Shorten氏 MAXで発表してから今までの間に、約60万近くダウンロードされました。特に3月14日にパブリックプレビュー版を公開した直後には、14万のダウンロードがあり、直後にTwitterでトレンド入りするなど、非常に大きな反応がありました。

 パブリックプレビュー版は、より多くのユーザーからのフィードバックを得るため、「デザイン」「プロトタイピング」「シェア」の基本的な機能が実装できた段階で公開したのですが、2週間ほどで500個ほどの機能追加のリクエストがありました。現在、そのリクエストに優先順位を付けて、どのように対応していくかを検討している段階です。

 既にCreative Cloudのユーザーコミュニティーである「Behance」にも、XDによる作品が見られるようになりました。また、今回の来日では、日本語のコンテンツをXD上でハンドリングしている企業にも出会えました。XDについては、ユーザーインタフェース部分の日本語化がまだなのですが、既にかなり使いこなしてくれているようで、うれしく思います。

Behanceで「AdobeXD」で検索した結果

Adobe XDは、デバイスへ展開するデザインワークの中心になる

――XDで、実際のプロダクト制作を行う場合、どのようなプロセスを想定しているのでしょうか。
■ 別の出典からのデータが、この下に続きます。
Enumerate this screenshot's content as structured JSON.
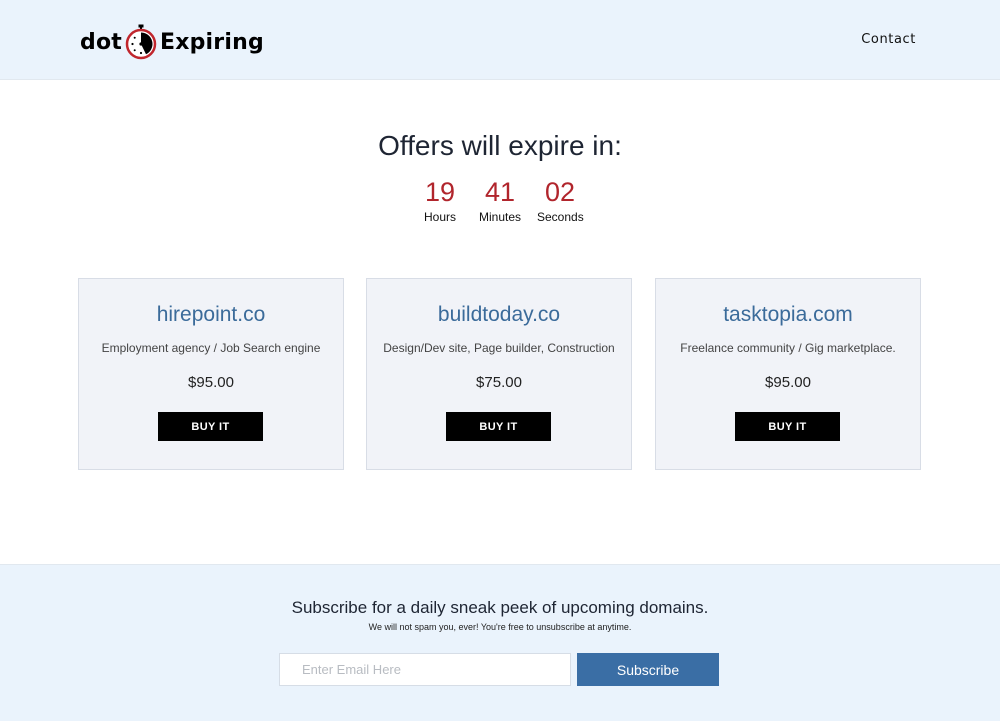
{
  "header": {
    "logo_left": "dot",
    "logo_right": "Expiring",
    "logo_icon": "stopwatch-icon",
    "nav_contact": "Contact"
  },
  "countdown": {
    "title": "Offers will expire in:",
    "hours": "19",
    "hours_label": "Hours",
    "minutes": "41",
    "minutes_label": "Minutes",
    "seconds": "02",
    "seconds_label": "Seconds"
  },
  "cards": [
    {
      "domain": "hirepoint.co",
      "desc": "Employment agency / Job Search engine",
      "price": "$95.00",
      "button": "BUY IT"
    },
    {
      "domain": "buildtoday.co",
      "desc": "Design/Dev site, Page builder, Construction",
      "price": "$75.00",
      "button": "BUY IT"
    },
    {
      "domain": "tasktopia.com",
      "desc": "Freelance community / Gig marketplace.",
      "price": "$95.00",
      "button": "BUY IT"
    }
  ],
  "subscribe": {
    "title": "Subscribe for a daily sneak peek of upcoming domains.",
    "note": "We will not spam you, ever! You're free to unsubscribe at anytime.",
    "email_placeholder": "Enter Email Here",
    "email_value": "",
    "button": "Subscribe"
  },
  "colors": {
    "header_bg": "#eaf3fc",
    "timer_red": "#b1252c",
    "domain_blue": "#3b6b9a",
    "subscribe_blue": "#3a6ea5"
  }
}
Shorten氏 UXデザイナーにとって、XDは全ての作業の「中心」に位置する製品になると考えています。例えば、プロトタイプの作成にビットマップやベクターのグラフィックを使うのであれば、PhotoshopやIllustratorでそれを作り、XD上で組み上げることになるでしょう。また、iOSデバイス向けに提供している「Adobe Comp CC」(以下、Comp)でワイヤフレームを作って、それをXDに持ってきて作業したり、シェアしたりといった使い方も考えられます。

 現在のプレビュー版では、他の製品との直接の連携機能が実装されていないのですが、近々、他のツールのアセットを、ライブラリを通じてXD上に持ってこられるようにする予定です。
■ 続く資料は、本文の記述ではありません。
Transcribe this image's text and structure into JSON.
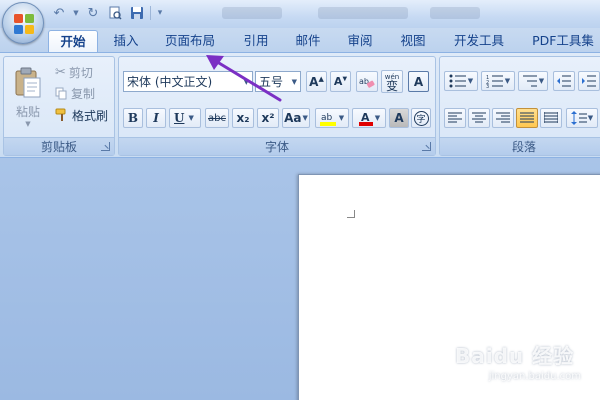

――今「Comp」の名前が出てきましたが、XDはCompとは競合しないのでしょうか?

Shorten氏 Compは、デザイナーが印刷メディアのデザインカンプを迅速に作るためのツールです。Compで作ったカンプは、IllustratorやInDesignなどに持っていって作業することを想定していましたが、もしデバイスへの展開を行うための素材であれば、今後はXDを使う形が中心になると思っています。使い分けとしては、印刷メディア向けのデザインカンプはCompで、デバイス向けのプロトタイピングはXDで行うといったイメージです。

――先ほど、「他のCCツールで作った素材をXDで読み込む」という制作フローを伺いましたが、逆に、XDで作ったものをPhotoshopやDreamweaverに持っていってHTMLに仕上げる制作フローは想定していないのでしょうか。

Shorten氏 現状では考えていません。XDは、基本的に他のツールで作ったアセットを読み込んでオーサリングするためのツールです。もっとも将来的には、スニペットのような形で書き出せるようにすることもあり得ますが、開発者からの意見を聞く限り、XDからコードを書き出せるようにすることには、あまりニーズがないようです。